In a series of posts, I’ve outlined how the major light-rail and streetcar projects are in deep trouble and why. Today’s final post completes the more recent portion of the series on what we should do to spend smart to produce workable, effective transit.

Fix Metro

Members of the Maryland General Assembly have rightly come to the conclusion that they have had enough of the failing WMATA status quo and want to grapple in a serious way with the issue. Fixing the Metro system should be our #1 transit priority because it remains the lungs of the region’s public transit network. We need a serious assessment of how to turn the corner on this one because the problems have only been getting worse. MTA also has major problems that need attention and merits more oversight.

Reorganize Existing Bus Lines

I love solutions that don’t cost any money. This isn’t a case of getting something for nothing (that just doesn’t happen) but getting a lot more out of our existing budget. Houston just showed the way by reorganizing its bus routes in a smart way:

The old system, like many bus routes in the United States, expended a lot of resources on very low-ridership routes for the sake of saying there’s “a bus that goes there.” The new plan says that the focus should be to provide reasonably frequent service on routes where reasonably frequent service will attract riders. That does mean that some people are further than ever from a transit stop. But it means that many more Houstonians will find themselves near a useful transit stop.

Just check out the before and after maps. I’ve often heard advocates of light-rail claim that we need it because there is no bus route that does not connect place A to place B. But this is, after all, an easily solvable problem without building light rail. In Houston, the difference is amazing and it didn’t cost the city any more money. Now that’s smart growth.

Bus-Rapid Transit

Bus-rapid transit (BRT) has real cost-benefit advantages over other more expensive modes. You can build an equivalent mode of transit at a far cheaper price. Montgomery County has already moved forward tentatively in this area. I hope they will continue.

Build Only What We Can Afford to Maintain

The key lesson from Metro is that transit systems take a lot of money to operate and to maintain. Governing recently highlighted an even more disastrous example from the Boston area. Though Boston is a slow-growing area, it embarked on very fast paced transit growth that it could not afford either to build or to maintain. Beyond the system’s collapse this winter:

Today the MBTA owes nearly $9 billion in debt and interest, which translates into more than one-quarter of its operating revenue going to debt service. And since money that should have funded maintenance had to be diverted to the legally mandated expansions, the system faces an estimated $5 billion maintenance backlog.

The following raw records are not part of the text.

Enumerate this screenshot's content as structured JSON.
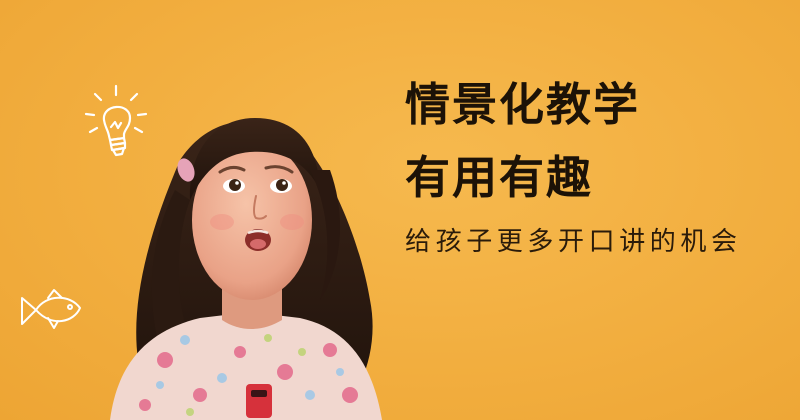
{
  "banner": {
    "headline_line1": "情景化教学",
    "headline_line2": "有用有趣",
    "subline": "给孩子更多开口讲的机会"
  },
  "colors": {
    "background": "#f2ae3f",
    "headline": "#1c1207",
    "doodle": "#ffffff",
    "dress": "#f1d7cf",
    "microphone": "#d6313b"
  },
  "icons": [
    "lightbulb-icon",
    "fish-icon"
  ]
}
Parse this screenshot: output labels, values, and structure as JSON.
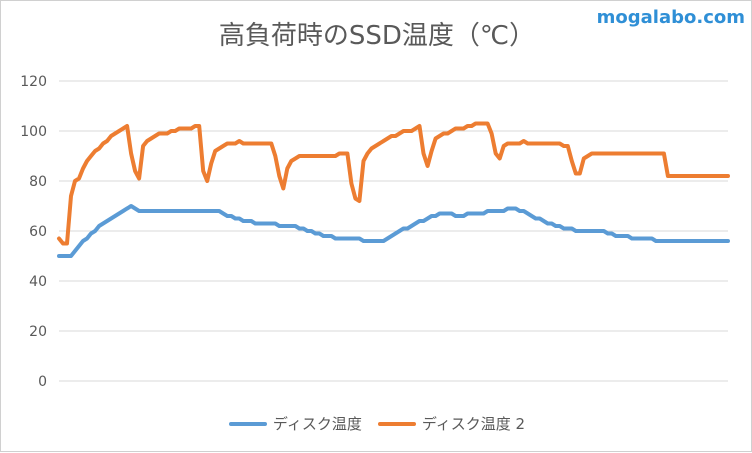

This doesn’t mean we shouldn’t build anything. It means that we need to spend smart because money is always tight and we need to build future operation and maintenance costs into the plan before we begin construction.

Final Word

The point of this series was not just to discuss how and why we arrived in our current cul-de-sac of overly expensive projects but how we can get out of it through transit that provide more in the way of transit and economic benefits at a much lower cost and will be more sustainable over the long term.